The various XXX_MASK constants defined in Xfloat may be helpful.
In Java, the unsigned right shift operator is >>>.
Because Java only uses signed numbers, you may want to use types that are larger than the ones you need. For example, you will probably want to work with the exponents by assigning them to ints before working with them. Something like
```
int e = x.exponent & 0xFF;
```
will give you x’s exponent as an integer in the range [0, 255]. If you omit the & 0xFF, then any x.exponent that’s larger than 127 will give you a negative number.
Check out the page of worked examples.

Tests

Included in the repository is a Python test script, test.py.
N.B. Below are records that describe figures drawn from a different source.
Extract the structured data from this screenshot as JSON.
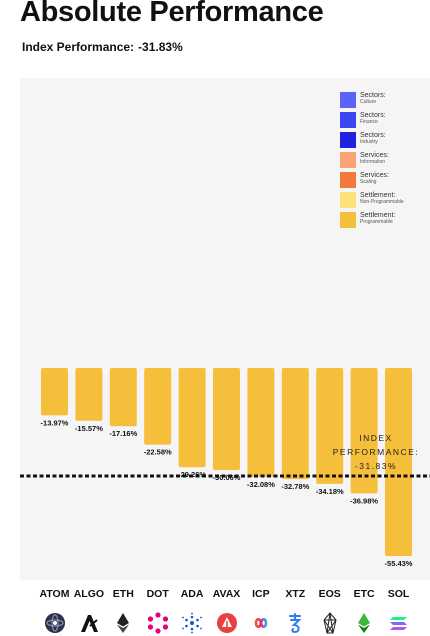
{
  "page": {
    "title": "Absolute Performance",
    "subtitle_label": "Index Performance:",
    "subtitle_value": "-31.83%"
  },
  "legend": [
    {
      "label": "Sectors:",
      "sub": "Culture",
      "color": "#5b63f5"
    },
    {
      "label": "Sectors:",
      "sub": "Finance",
      "color": "#3b45f0"
    },
    {
      "label": "Sectors:",
      "sub": "Industry",
      "color": "#2020e0"
    },
    {
      "label": "Services:",
      "sub": "Information",
      "color": "#f7a374"
    },
    {
      "label": "Services:",
      "sub": "Scaling",
      "color": "#f07a3c"
    },
    {
      "label": "Settlement:",
      "sub": "Non-Programmable",
      "color": "#fde07a"
    },
    {
      "label": "Settlement:",
      "sub": "Programmable",
      "color": "#f5bf3c"
    }
  ],
  "annotation": {
    "line1": "INDEX",
    "line2": "PERFORMANCE:",
    "line3": "-31.83%",
    "value": -31.83
  },
  "chart_data": {
    "type": "bar",
    "categories": [
      "ATOM",
      "ALGO",
      "ETH",
      "DOT",
      "ADA",
      "AVAX",
      "ICP",
      "XTZ",
      "EOS",
      "ETC",
      "SOL"
    ],
    "values": [
      -13.97,
      -15.57,
      -17.16,
      -22.58,
      -29.26,
      -30.06,
      -32.08,
      -32.78,
      -34.18,
      -36.98,
      -55.43
    ],
    "labels": [
      "-13.97%",
      "-15.57%",
      "-17.16%",
      "-22.58%",
      "-29.26%",
      "-30.06%",
      "-32.08%",
      "-32.78%",
      "-34.18%",
      "-36.98%",
      "-55.43%"
    ],
    "bar_color": "#f5bf3c",
    "reference_line": -31.83,
    "ylim": [
      -60,
      0
    ]
  },
  "icons": [
    "cosmos-icon",
    "algorand-icon",
    "ethereum-icon",
    "polkadot-icon",
    "cardano-icon",
    "avalanche-icon",
    "internet-computer-icon",
    "tezos-icon",
    "eos-icon",
    "ethereum-classic-icon",
    "solana-icon"
  ]
}
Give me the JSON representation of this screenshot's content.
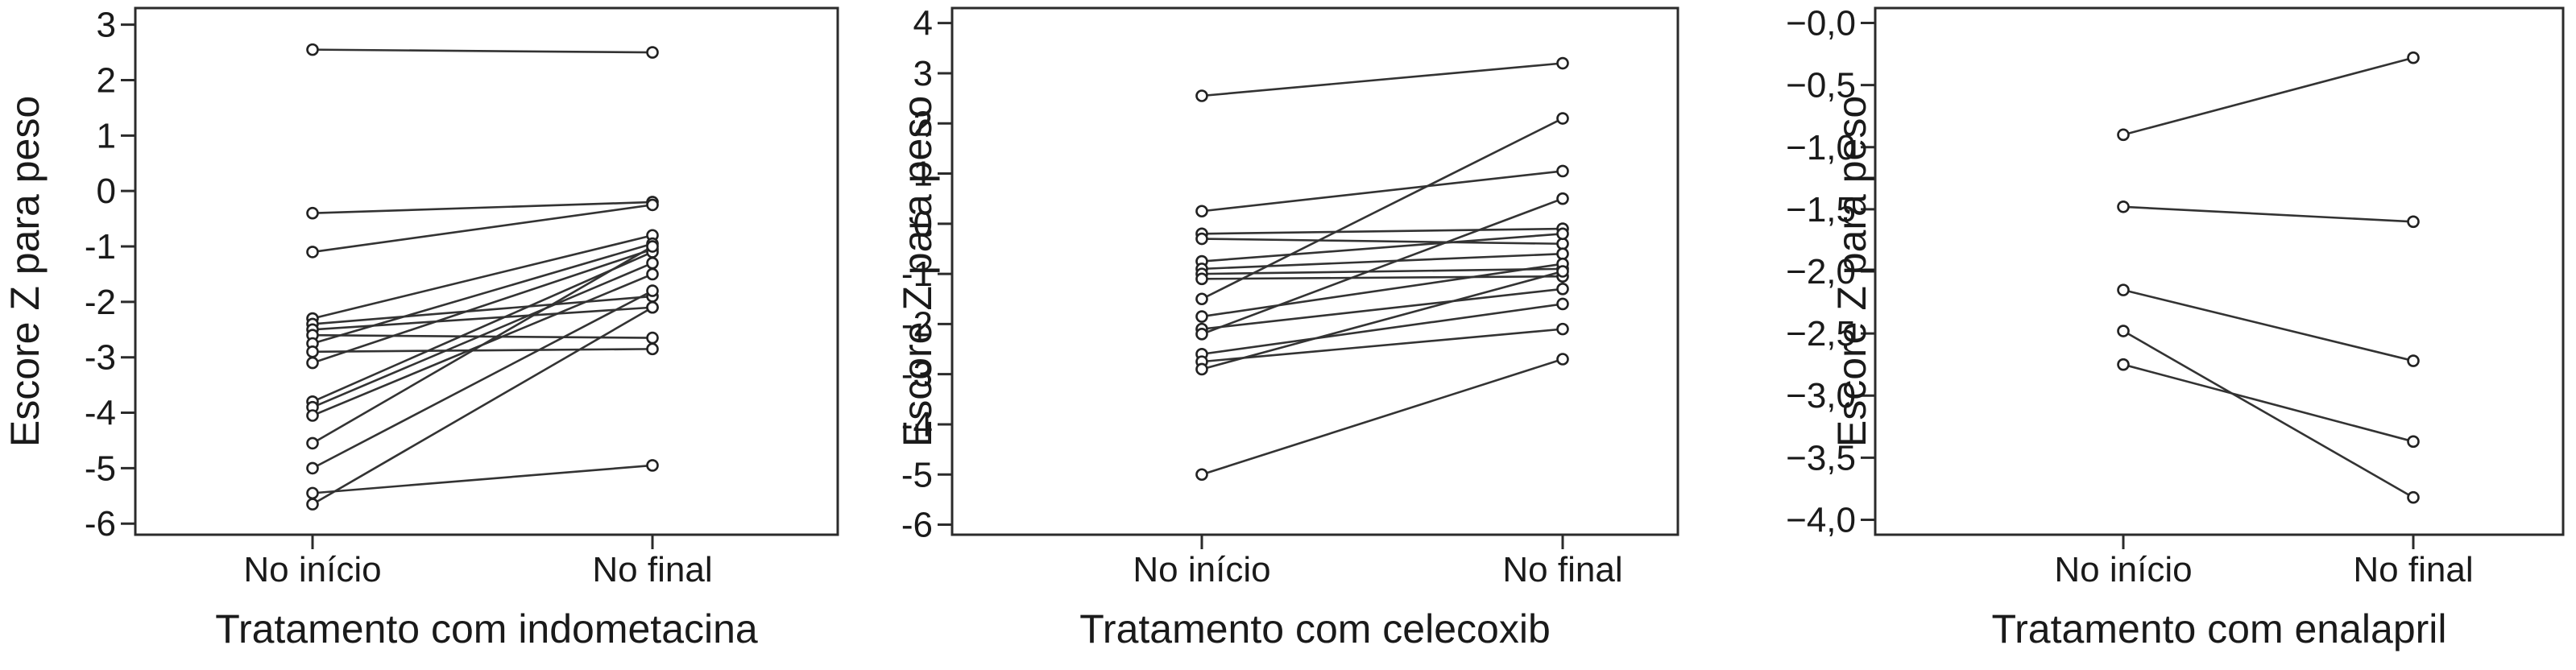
{
  "chart_data": [
    {
      "type": "line",
      "categories": [
        "No início",
        "No final"
      ],
      "xlabel": "Tratamento com indometacina",
      "ylabel": "Escore Z para peso",
      "ylim": [
        -6.2,
        3.3
      ],
      "yticks": [
        3,
        2,
        1,
        0,
        -1,
        -2,
        -3,
        -4,
        -5,
        -6
      ],
      "ytick_labels": [
        "3",
        "2",
        "1",
        "0",
        "-1",
        "-2",
        "-3",
        "-4",
        "-5",
        "-6"
      ],
      "grid": false,
      "legend": "none",
      "series": [
        {
          "values": [
            2.55,
            2.5
          ]
        },
        {
          "values": [
            -0.4,
            -0.2
          ]
        },
        {
          "values": [
            -1.1,
            -0.25
          ]
        },
        {
          "values": [
            -2.3,
            -0.8
          ]
        },
        {
          "values": [
            -2.4,
            -1.9
          ]
        },
        {
          "values": [
            -2.5,
            -2.1
          ]
        },
        {
          "values": [
            -2.6,
            -2.65
          ]
        },
        {
          "values": [
            -2.75,
            -0.95
          ]
        },
        {
          "values": [
            -2.9,
            -2.85
          ]
        },
        {
          "values": [
            -3.1,
            -1.05
          ]
        },
        {
          "values": [
            -3.8,
            -1.1
          ]
        },
        {
          "values": [
            -3.9,
            -1.3
          ]
        },
        {
          "values": [
            -4.05,
            -1.5
          ]
        },
        {
          "values": [
            -4.55,
            -1.0
          ]
        },
        {
          "values": [
            -5.0,
            -1.8
          ]
        },
        {
          "values": [
            -5.45,
            -4.95
          ]
        },
        {
          "values": [
            -5.65,
            -2.1
          ]
        }
      ]
    },
    {
      "type": "line",
      "categories": [
        "No início",
        "No final"
      ],
      "xlabel": "Tratamento com celecoxib",
      "ylabel": "Escore Z para peso",
      "ylim": [
        -6.2,
        4.3
      ],
      "yticks": [
        4,
        3,
        2,
        1,
        0,
        -1,
        -2,
        -3,
        -4,
        -5,
        -6
      ],
      "ytick_labels": [
        "4",
        "3",
        "2",
        "1",
        "0",
        "-1",
        "-2",
        "-3",
        "-4",
        "-5",
        "-6"
      ],
      "grid": false,
      "legend": "none",
      "series": [
        {
          "values": [
            2.55,
            3.2
          ]
        },
        {
          "values": [
            0.25,
            1.05
          ]
        },
        {
          "values": [
            -0.2,
            -0.1
          ]
        },
        {
          "values": [
            -0.3,
            -0.4
          ]
        },
        {
          "values": [
            -0.75,
            -0.2
          ]
        },
        {
          "values": [
            -0.9,
            -0.6
          ]
        },
        {
          "values": [
            -1.0,
            -0.9
          ]
        },
        {
          "values": [
            -1.1,
            -1.05
          ]
        },
        {
          "values": [
            -1.5,
            2.1
          ]
        },
        {
          "values": [
            -1.85,
            -0.8
          ]
        },
        {
          "values": [
            -2.1,
            -1.3
          ]
        },
        {
          "values": [
            -2.2,
            0.5
          ]
        },
        {
          "values": [
            -2.6,
            -1.6
          ]
        },
        {
          "values": [
            -2.75,
            -2.1
          ]
        },
        {
          "values": [
            -2.9,
            -0.95
          ]
        },
        {
          "values": [
            -5.0,
            -2.7
          ]
        }
      ]
    },
    {
      "type": "line",
      "categories": [
        "No início",
        "No final"
      ],
      "xlabel": "Tratamento com enalapril",
      "ylabel": "Escore Z para peso",
      "ylim": [
        -4.12,
        0.12
      ],
      "yticks": [
        0,
        -0.5,
        -1,
        -1.5,
        -2,
        -2.5,
        -3,
        -3.5,
        -4
      ],
      "ytick_labels": [
        "−0,0",
        "−0,5",
        "−1,0",
        "−1,5",
        "−2,0",
        "−2,5",
        "−3,0",
        "−3,5",
        "−4,0"
      ],
      "grid": false,
      "legend": "none",
      "series": [
        {
          "values": [
            -0.9,
            -0.28
          ]
        },
        {
          "values": [
            -1.48,
            -1.6
          ]
        },
        {
          "values": [
            -2.15,
            -2.72
          ]
        },
        {
          "values": [
            -2.48,
            -3.82
          ]
        },
        {
          "values": [
            -2.75,
            -3.37
          ]
        }
      ]
    }
  ]
}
This script will compile and test your code against 10 fixed inputs or, if you pass the -r option to it, against an additional 100 randomly chosen inputs.

$ ./test.py
Compiling
x=0.0 y=0.0: PASS
x=-1.0 y=0.0: PASS
x=0.0 y=-1.0: PASS
x=0.9 y=0.1: PASS
x=1.5 y=1.5: PASS
x=6.66666 y=3.3333333: PASS
x=2.25 y=0.5: PASS
x=-4.0 y=2.0: PASS
x=-20486.0 y=-2.5e-06: PASS
x=4.70197740328915e-38 y=2.1267647932558654e+37: PASS
10/10 tests passed

$ ./test.py -r
Compiling
x=0.0 y=0.0: PASS
x=-1.0 y=0.0: PASS
x=0.0 y=-1.0: PASS
x=0.9 y=0.1: PASS
x=1.5 y=1.5: PASS
x=6.66666 y=3.3333333: PASS
x=2.25 y=0.5: PASS
x=-4.0 y=2.0: PASS
x=-20486.0 y=-2.5e-06: PASS
x=4.70197740328915e-38 y=2.1267647932558654e+37: PASS
10/10 tests passed

Performing 100 random tests
x=-1.5824437428766114e+19 y=7.654288931433146e-16: PASS
x=-519727136.0 y=-4.693174584159976e+27: PASS
x=5.338058977860687e-34 y=-110286184.0: PASS
...
x=-1.7480781718172477e-25 y=3.453274344019857e+34: PASS
100/100 random tests passed

Submission

Submit the lab by committing your code and pushing it to your GitHub repository.